Over-expression of the human EAAT2 glutamate transporter within neurons of mouse organotypic hippocampal slice cultures leads to increased vulnerability of CA1 pyramidal cells


Dr J. V. Selkirk, as above.
E-mail: jselkirk@neurocrine.com


Excitatory amino acid transporters (EAATs) maintain the balance between pathological and physiological conditions by limiting the extracellular concentration of glutamate within the CNS and thus preventing excitotoxic injury. The loss of EAAT2 has been associated with the development of neurological diseases such as amyotrophic lateral sclerosis. It has therefore been suggested that the over-expression of specific EAATs may provide some degree of neuroprotection.
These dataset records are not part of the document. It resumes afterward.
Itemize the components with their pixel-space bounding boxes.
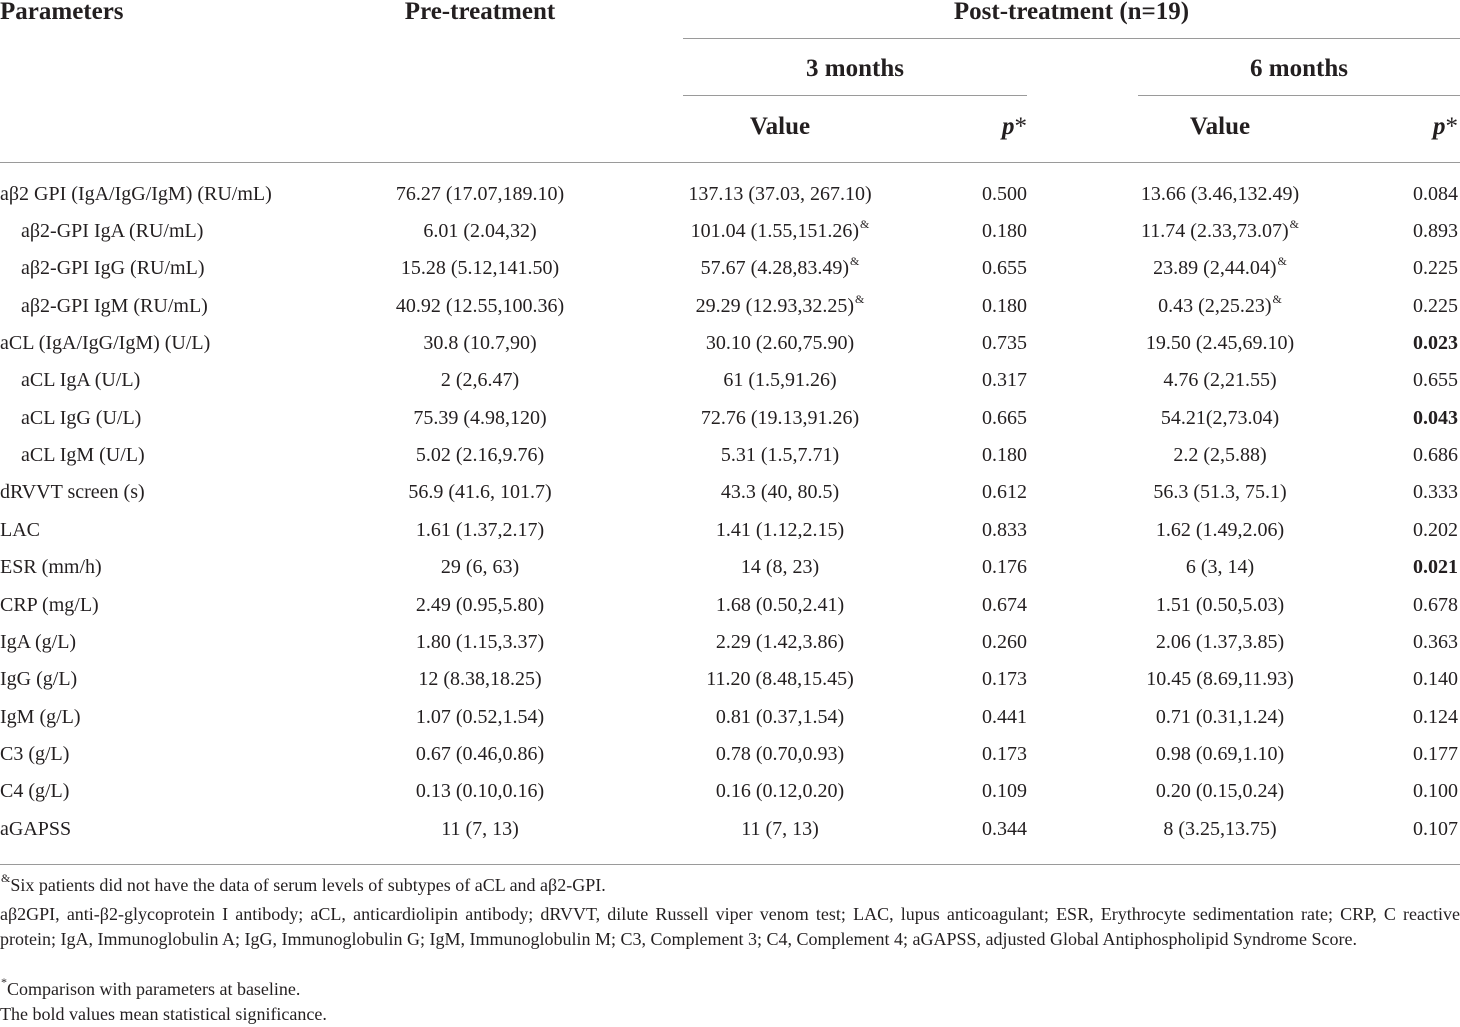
value-3m-cell: 11.20 (8.48,15.45)	[706, 668, 854, 690]
param-cell: ESR (mm/h)	[0, 556, 102, 578]
param-cell: LAC	[0, 519, 40, 541]
param-cell: IgG (g/L)	[0, 668, 78, 690]
param-cell: C4 (g/L)	[0, 780, 70, 802]
table-row	[0, 325, 1460, 362]
table-row	[0, 773, 1460, 810]
param-cell: aGAPSS	[0, 818, 72, 840]
pre-cell: 2.49 (0.95,5.80)	[415, 594, 545, 616]
p-3m-cell: 0.735	[982, 332, 1027, 354]
header-6-months: 6 months	[1250, 55, 1348, 82]
p-3m-cell: 0.655	[982, 257, 1027, 279]
p-6m-cell: 0.225	[1413, 295, 1458, 317]
p-3m-cell: 0.180	[982, 220, 1027, 242]
value-3m-cell: 137.13 (37.03, 267.10)	[688, 183, 872, 205]
value-6m-cell: 0.43 (2,25.23)&	[1158, 292, 1282, 317]
p-6m-cell: 0.100	[1413, 780, 1458, 802]
pre-cell: 15.28 (5.12,141.50)	[400, 257, 560, 279]
p-3m-cell: 0.260	[982, 631, 1027, 653]
param-cell: aβ2-GPI IgG (RU/mL)	[21, 257, 205, 279]
p-3m-cell: 0.173	[982, 743, 1027, 765]
pre-cell: 11 (7, 13)	[441, 818, 519, 840]
p-6m-cell: 0.140	[1413, 668, 1458, 690]
p-3m-cell: 0.180	[982, 444, 1027, 466]
value-3m-cell: 43.3 (40, 80.5)	[720, 481, 840, 503]
p-6m-cell: 0.363	[1413, 631, 1458, 653]
p-3m-cell: 0.833	[982, 519, 1027, 541]
value-6m-cell: 1.51 (0.50,5.03)	[1155, 594, 1285, 616]
param-cell: aβ2-GPI IgA (RU/mL)	[21, 220, 204, 242]
value-3m-cell: 2.29 (1.42,3.86)	[715, 631, 845, 653]
table-row	[0, 811, 1460, 848]
header-rule-6-months	[1138, 95, 1460, 96]
table-row	[0, 400, 1460, 437]
value-6m-cell: 13.66 (3.46,132.49)	[1140, 183, 1300, 205]
header-value-6m: Value	[1189, 113, 1251, 140]
table-row	[0, 699, 1460, 736]
param-cell: CRP (mg/L)	[0, 594, 99, 616]
p-3m-cell: 0.665	[982, 407, 1027, 429]
value-6m-cell: 11.74 (2.33,73.07)&	[1141, 217, 1299, 242]
value-3m-cell: 11 (7, 13)	[741, 818, 819, 840]
pre-cell: 75.39 (4.98,120)	[413, 407, 547, 429]
param-cell: aβ2 GPI (IgA/IgG/IgM) (RU/mL)	[0, 183, 272, 205]
ampersand-mark: &	[1277, 254, 1287, 268]
value-6m-cell: 2.06 (1.37,3.85)	[1155, 631, 1285, 653]
header-p-6m: p*	[1433, 113, 1458, 140]
value-3m-cell: 14 (8, 23)	[740, 556, 820, 578]
table-row	[0, 250, 1460, 287]
header-p-3m: p*	[1002, 113, 1027, 140]
p-6m-cell: 0.333	[1413, 481, 1458, 503]
value-3m-cell: 72.76 (19.13,91.26)	[700, 407, 860, 429]
p-6m-cell: 0.084	[1413, 183, 1458, 205]
footnote-bold-note: The bold values mean statistical significance.	[0, 1004, 327, 1024]
p-3m-cell: 0.500	[982, 183, 1027, 205]
p-3m-cell: 0.176	[982, 556, 1027, 578]
ampersand-mark: &	[1289, 217, 1299, 231]
pre-cell: 12 (8.38,18.25)	[418, 668, 542, 690]
value-6m-cell: 0.71 (0.31,1.24)	[1155, 706, 1285, 728]
table-row	[0, 661, 1460, 698]
p-6m-cell: 0.177	[1413, 743, 1458, 765]
ampersand-mark: &	[1272, 292, 1282, 306]
p-6m-cell-significant: 0.021	[1413, 556, 1458, 578]
p-6m-cell: 0.893	[1413, 220, 1458, 242]
p-6m-cell: 0.202	[1413, 519, 1458, 541]
table-row	[0, 587, 1460, 624]
footnote-abbreviations: aβ2GPI, anti-β2-glycoprotein I antibody; aCL, anticardiolipin antibody; dRVVT, dilute Russell viper venom test; LAC, lupus anticoagulant; ESR, Erythrocyte sedimentation rate; CRP, C reactive protein; IgA, Immunoglobulin A; IgG, Immunoglobulin G; IgM, Immunoglobulin M; C3, Complement 3; C4, Complement 4; aGAPSS, adjusted Global Antiphospholipid Syndrome Score.	[0, 904, 1460, 949]
value-6m-cell: 0.20 (0.15,0.24)	[1155, 780, 1285, 802]
p-6m-cell-significant: 0.023	[1413, 332, 1458, 354]
table-row	[0, 362, 1460, 399]
value-3m-cell: 101.04 (1.55,151.26)&	[690, 217, 870, 242]
p-6m-cell: 0.678	[1413, 594, 1458, 616]
p-6m-cell: 0.124	[1413, 706, 1458, 728]
header-post-treatment: Post-treatment (n=19)	[953, 0, 1190, 25]
table-row	[0, 474, 1460, 511]
param-cell: aβ2-GPI IgM (RU/mL)	[21, 295, 208, 317]
p-6m-cell-significant: 0.043	[1413, 407, 1458, 429]
header-value-3m: Value	[749, 113, 811, 140]
p-3m-cell: 0.612	[982, 481, 1027, 503]
p-3m-cell: 0.180	[982, 295, 1027, 317]
param-cell: aCL (IgA/IgG/IgM) (U/L)	[0, 332, 211, 354]
table-row	[0, 512, 1460, 549]
pre-cell: 1.07 (0.52,1.54)	[415, 706, 545, 728]
param-cell: IgA (g/L)	[0, 631, 77, 653]
value-6m-cell: 23.89 (2,44.04)&	[1153, 254, 1287, 279]
value-6m-cell: 2.2 (2,5.88)	[1173, 444, 1267, 466]
value-3m-cell: 0.81 (0.37,1.54)	[715, 706, 845, 728]
table-row	[0, 549, 1460, 586]
table-row	[0, 736, 1460, 773]
param-cell: aCL IgA (U/L)	[21, 369, 141, 391]
footnote-ampersand: &Six patients did not have the data of serum levels of subtypes of aCL and aβ2-GPI.	[1, 871, 606, 895]
ampersand-mark: &	[854, 292, 865, 306]
header-rule-post	[683, 38, 1460, 39]
pre-cell: 29 (6, 63)	[440, 556, 520, 578]
value-6m-cell: 54.21(2,73.04)	[1160, 407, 1280, 429]
pre-cell: 1.61 (1.37,2.17)	[415, 519, 545, 541]
param-cell: aCL IgM (U/L)	[21, 444, 145, 466]
value-3m-cell: 5.31 (1.5,7.71)	[720, 444, 840, 466]
value-6m-cell: 6 (3, 14)	[1185, 556, 1255, 578]
p-6m-cell: 0.225	[1413, 257, 1458, 279]
value-6m-cell: 8 (3.25,13.75)	[1163, 818, 1277, 840]
pre-cell: 0.67 (0.46,0.86)	[415, 743, 545, 765]
value-3m-cell: 57.67 (4.28,83.49)&	[700, 254, 860, 279]
value-6m-cell: 10.45 (8.69,11.93)	[1146, 668, 1294, 690]
value-3m-cell: 0.16 (0.12,0.20)	[715, 780, 845, 802]
param-cell: aCL IgG (U/L)	[21, 407, 142, 429]
table-row	[0, 624, 1460, 661]
value-6m-cell: 19.50 (2.45,69.10)	[1145, 332, 1295, 354]
value-6m-cell: 1.62 (1.49,2.06)	[1155, 519, 1285, 541]
table-bottom-rule	[0, 864, 1460, 865]
p-3m-cell: 0.109	[982, 780, 1027, 802]
pre-cell: 76.27 (17.07,189.10)	[395, 183, 565, 205]
p-3m-cell: 0.344	[982, 818, 1027, 840]
pre-cell: 2 (2,6.47)	[440, 369, 520, 391]
table-row	[0, 176, 1460, 213]
table-row	[0, 437, 1460, 474]
header-bottom-rule	[0, 162, 1460, 163]
value-3m-cell: 1.41 (1.12,2.15)	[715, 519, 845, 541]
p-6m-cell: 0.107	[1413, 818, 1458, 840]
pre-cell: 0.13 (0.10,0.16)	[415, 780, 545, 802]
p-3m-cell: 0.674	[982, 594, 1027, 616]
table-row	[0, 213, 1460, 250]
value-3m-cell: 61 (1.5,91.26)	[723, 369, 837, 391]
p-3m-cell: 0.317	[982, 369, 1027, 391]
param-cell: IgM (g/L)	[0, 706, 81, 728]
param-cell: dRVVT screen (s)	[0, 481, 145, 503]
p-6m-cell: 0.655	[1413, 369, 1458, 391]
header-parameters: Parameters	[0, 0, 124, 25]
header-rule-3-months	[683, 95, 1027, 96]
header-pre-treatment: Pre-treatment	[404, 0, 556, 25]
pre-cell: 40.92 (12.55,100.36)	[395, 295, 565, 317]
value-3m-cell: 29.29 (12.93,32.25)&	[695, 292, 865, 317]
pre-cell: 1.80 (1.15,3.37)	[415, 631, 545, 653]
value-6m-cell: 0.98 (0.69,1.10)	[1155, 743, 1285, 765]
p-3m-cell: 0.441	[982, 706, 1027, 728]
pre-cell: 6.01 (2.04,32)	[423, 220, 537, 242]
ampersand-mark: &	[849, 254, 860, 268]
p-3m-cell: 0.173	[982, 668, 1027, 690]
value-3m-cell: 30.10 (2.60,75.90)	[705, 332, 855, 354]
pre-cell: 5.02 (2.16,9.76)	[415, 444, 545, 466]
header-3-months: 3 months	[806, 55, 904, 82]
pre-cell: 56.9 (41.6, 101.7)	[408, 481, 552, 503]
value-6m-cell: 56.3 (51.3, 75.1)	[1153, 481, 1287, 503]
value-3m-cell: 0.78 (0.70,0.93)	[715, 743, 845, 765]
param-cell: C3 (g/L)	[0, 743, 70, 765]
pre-cell: 30.8 (10.7,90)	[423, 332, 537, 354]
p-6m-cell: 0.686	[1413, 444, 1458, 466]
ampersand-mark: &	[859, 217, 870, 231]
table-row	[0, 288, 1460, 325]
footnote-star: *Comparison with parameters at baseline.	[1, 975, 301, 999]
value-6m-cell: 4.76 (2,21.55)	[1163, 369, 1277, 391]
value-3m-cell: 1.68 (0.50,2.41)	[715, 594, 845, 616]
However, the inability to isolate and study the function of the different EAAT isoforms in a cell type-specific manner has made it difficult to determine the exact contribution of individual EAATs toward neuroprotection or neurodegeneration in the context of excitotoxic injury. To address this question, we transduced hippocampal slice cultures from 1-week-old C57B/6 mice with recombinant adeno-associated virus carrying an EAAT2 gene expression cassette. EAAT2 gene expression was driven in neurons with the neuron-specific enolase promoter. Using this model system, we were able to induce a significant increase in the expression of functional EAAT2. Consequently, a significant increase in CA1 neuronal damage was observed in slices over-expressing EAAT2 in neurons following an acute exposure to exogenous glutamate. These data suggest that the increased expression of EAAT2 within neurons may contribute to neurodegeneration.